Aliansi yang mewadahi 2.000 lebih organisasi masyarakat sipil kemanusiaan ini menilai, situasi telah bergeser menjadi krisis kemanusiaan perkotaan yang ditandai jatuhnya korban jiwa dan luka-luka dari berbagai pihak, disrupsi akses terhadap layanan publik vital seperti kesehatan dan transportasi, serta meningkatnya rasa takut di tengah masyarakat.

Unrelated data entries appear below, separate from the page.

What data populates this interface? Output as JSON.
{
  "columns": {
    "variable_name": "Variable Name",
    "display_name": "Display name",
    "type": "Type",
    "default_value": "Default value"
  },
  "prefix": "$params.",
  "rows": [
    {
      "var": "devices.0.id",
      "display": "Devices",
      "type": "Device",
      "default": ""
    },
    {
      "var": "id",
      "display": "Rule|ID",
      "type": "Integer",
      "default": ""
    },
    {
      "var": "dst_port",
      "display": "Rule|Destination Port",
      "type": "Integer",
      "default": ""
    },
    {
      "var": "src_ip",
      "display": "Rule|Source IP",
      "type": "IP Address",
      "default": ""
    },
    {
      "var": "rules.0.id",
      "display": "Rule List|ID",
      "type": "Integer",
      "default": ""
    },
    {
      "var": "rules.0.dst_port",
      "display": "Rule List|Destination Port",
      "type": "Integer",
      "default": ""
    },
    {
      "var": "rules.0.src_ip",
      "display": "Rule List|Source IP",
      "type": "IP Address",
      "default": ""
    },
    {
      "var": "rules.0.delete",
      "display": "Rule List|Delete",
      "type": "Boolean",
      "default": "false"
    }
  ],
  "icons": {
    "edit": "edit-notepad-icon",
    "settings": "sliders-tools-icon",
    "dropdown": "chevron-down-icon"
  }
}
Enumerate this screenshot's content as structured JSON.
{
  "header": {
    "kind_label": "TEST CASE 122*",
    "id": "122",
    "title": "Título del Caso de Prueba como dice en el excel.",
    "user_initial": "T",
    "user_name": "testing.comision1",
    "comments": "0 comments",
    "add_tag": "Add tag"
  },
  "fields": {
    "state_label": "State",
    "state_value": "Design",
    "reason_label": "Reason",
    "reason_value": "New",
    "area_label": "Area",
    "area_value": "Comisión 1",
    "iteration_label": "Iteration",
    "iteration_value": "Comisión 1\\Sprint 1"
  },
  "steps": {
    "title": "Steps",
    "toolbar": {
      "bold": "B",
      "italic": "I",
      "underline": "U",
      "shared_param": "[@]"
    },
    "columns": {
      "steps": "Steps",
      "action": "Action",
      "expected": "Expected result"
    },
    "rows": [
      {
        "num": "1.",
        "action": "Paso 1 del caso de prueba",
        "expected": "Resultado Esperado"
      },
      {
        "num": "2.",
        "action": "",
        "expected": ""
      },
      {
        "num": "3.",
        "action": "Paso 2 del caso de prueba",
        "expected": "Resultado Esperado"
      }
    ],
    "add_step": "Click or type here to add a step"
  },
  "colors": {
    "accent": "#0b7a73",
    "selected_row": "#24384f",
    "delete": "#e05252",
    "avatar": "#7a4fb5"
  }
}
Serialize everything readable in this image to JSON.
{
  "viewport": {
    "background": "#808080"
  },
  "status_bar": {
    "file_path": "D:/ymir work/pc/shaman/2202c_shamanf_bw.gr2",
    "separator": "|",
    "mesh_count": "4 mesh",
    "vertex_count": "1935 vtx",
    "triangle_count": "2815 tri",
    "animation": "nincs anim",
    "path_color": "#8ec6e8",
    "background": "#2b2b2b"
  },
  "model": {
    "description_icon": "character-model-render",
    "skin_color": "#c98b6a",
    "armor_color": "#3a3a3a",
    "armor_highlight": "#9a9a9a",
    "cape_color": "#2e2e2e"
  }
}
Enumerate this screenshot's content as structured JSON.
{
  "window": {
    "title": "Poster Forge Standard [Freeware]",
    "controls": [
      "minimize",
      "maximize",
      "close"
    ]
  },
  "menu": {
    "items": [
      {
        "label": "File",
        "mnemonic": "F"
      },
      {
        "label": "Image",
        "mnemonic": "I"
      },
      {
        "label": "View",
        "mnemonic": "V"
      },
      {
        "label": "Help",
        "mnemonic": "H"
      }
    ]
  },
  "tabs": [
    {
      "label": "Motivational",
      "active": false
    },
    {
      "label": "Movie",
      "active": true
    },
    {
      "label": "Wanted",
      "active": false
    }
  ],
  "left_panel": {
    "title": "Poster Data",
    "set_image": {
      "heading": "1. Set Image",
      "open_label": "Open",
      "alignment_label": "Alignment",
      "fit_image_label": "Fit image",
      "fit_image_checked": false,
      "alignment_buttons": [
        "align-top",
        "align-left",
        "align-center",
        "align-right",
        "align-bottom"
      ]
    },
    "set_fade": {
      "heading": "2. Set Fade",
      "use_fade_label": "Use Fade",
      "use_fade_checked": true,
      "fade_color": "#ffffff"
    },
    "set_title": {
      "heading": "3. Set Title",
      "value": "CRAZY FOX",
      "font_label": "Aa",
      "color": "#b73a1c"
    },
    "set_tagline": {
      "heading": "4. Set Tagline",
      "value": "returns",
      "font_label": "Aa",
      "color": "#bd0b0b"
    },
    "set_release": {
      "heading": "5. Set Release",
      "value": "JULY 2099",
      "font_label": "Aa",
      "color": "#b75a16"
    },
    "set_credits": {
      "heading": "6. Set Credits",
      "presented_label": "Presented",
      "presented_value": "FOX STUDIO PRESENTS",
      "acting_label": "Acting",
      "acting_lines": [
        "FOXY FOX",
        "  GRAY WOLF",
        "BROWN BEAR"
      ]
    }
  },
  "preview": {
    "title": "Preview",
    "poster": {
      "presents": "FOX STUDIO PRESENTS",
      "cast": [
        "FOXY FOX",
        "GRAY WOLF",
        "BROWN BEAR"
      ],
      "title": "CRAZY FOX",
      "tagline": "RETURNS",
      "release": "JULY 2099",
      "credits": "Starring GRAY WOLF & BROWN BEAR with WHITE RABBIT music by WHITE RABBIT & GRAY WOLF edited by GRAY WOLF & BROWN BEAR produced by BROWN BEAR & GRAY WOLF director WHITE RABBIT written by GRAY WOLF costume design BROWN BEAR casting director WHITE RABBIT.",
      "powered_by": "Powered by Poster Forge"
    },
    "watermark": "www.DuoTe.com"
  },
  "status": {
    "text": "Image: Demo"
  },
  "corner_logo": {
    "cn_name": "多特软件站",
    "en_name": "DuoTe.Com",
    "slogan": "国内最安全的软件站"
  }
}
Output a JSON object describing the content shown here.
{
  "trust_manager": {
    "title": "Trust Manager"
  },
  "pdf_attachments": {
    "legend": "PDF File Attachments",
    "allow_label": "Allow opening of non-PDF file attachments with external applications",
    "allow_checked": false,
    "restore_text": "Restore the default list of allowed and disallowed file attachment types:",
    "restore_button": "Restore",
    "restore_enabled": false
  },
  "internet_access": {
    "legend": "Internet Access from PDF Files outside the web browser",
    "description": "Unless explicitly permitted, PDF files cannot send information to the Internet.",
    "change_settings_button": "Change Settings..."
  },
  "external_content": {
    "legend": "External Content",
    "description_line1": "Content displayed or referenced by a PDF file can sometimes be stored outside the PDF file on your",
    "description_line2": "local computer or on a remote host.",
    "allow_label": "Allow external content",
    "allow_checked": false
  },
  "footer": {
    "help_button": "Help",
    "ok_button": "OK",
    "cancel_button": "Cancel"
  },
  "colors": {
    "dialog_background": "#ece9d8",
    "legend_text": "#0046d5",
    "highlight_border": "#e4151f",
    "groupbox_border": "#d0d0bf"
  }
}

Karena itu, aliansi yang terdiri dari sembilan jaringan besar, yakni Forum Organisasi Zakat (FOZ), Forum Pelokalan Indonesia Lokanusa, Humanitarian Forum Indonesia (HFI), Jejaring Mitra Kemanusiaan (JMK), Jejaring Lokadaya, Konsorsium Women's Leadership in Humanitarian (WLHL), Masyarakat Penanggulangan Bencana Indonesia (MPBI), Perhimpunan Filantropi Indonesia (PFI) dan Perkumpulan Organisasi Pengelola Zakat (POROZ) ini mendesak semua pihak untuk menempatkan kemanusiaan sebagai prioritas tertinggi.
Baca juga : Bantah Korupsi, Nadiem Minta Keluarganya Menguatkan Diri
"Ini soal kemanusiaan, setiap nyawa yang hilang adalah luka bagi semua. Fokus kami adalah dampak kemanusiaan. Kami berdiri netral, tidak berpihak, semata-mata kemanusiaan, terutama warga sipil rentan yang terjebak di tengah kekacauan," kata Ketua Umum Humanitarian Forum Indonesia (HFI) M. Ali Yusuf di Jakarta Selatan, Kamis (4/9/2025).
Konvenor APKI Puji Pujiono minta integritas ruang gerak masyarakat sipil harus diperhatikan.
"Setiap detik sangat berharga untuk menyelamatkan nyawa. Ambulans yang terhambat atau relawan yang terintimidasi adalah tragedi kemanusiaan. Kami meminta jaminan keamanan dan prioritas akses untuk melaksanakan tugas kemanusiaan," ujarnya.
Baca juga : CICSR: Aspirasi Damai Dilindungi, Anarkis Harus Ditindak Tegas
Country Director OXFAM di Indonesia Maria Lauranti menyebut kekerasan bukanlah jalan keluar.
"Kekerasan hanya akan melahirkan luka dan dendam yang mendalam, membuat penyelesaian masalah menjadi semakin sulit. Jalan dialog yang tulus, meski sulit, adalah satu-satunya jalan yang bermartabat untuk sebuah bangsa yang besar," kata Maria.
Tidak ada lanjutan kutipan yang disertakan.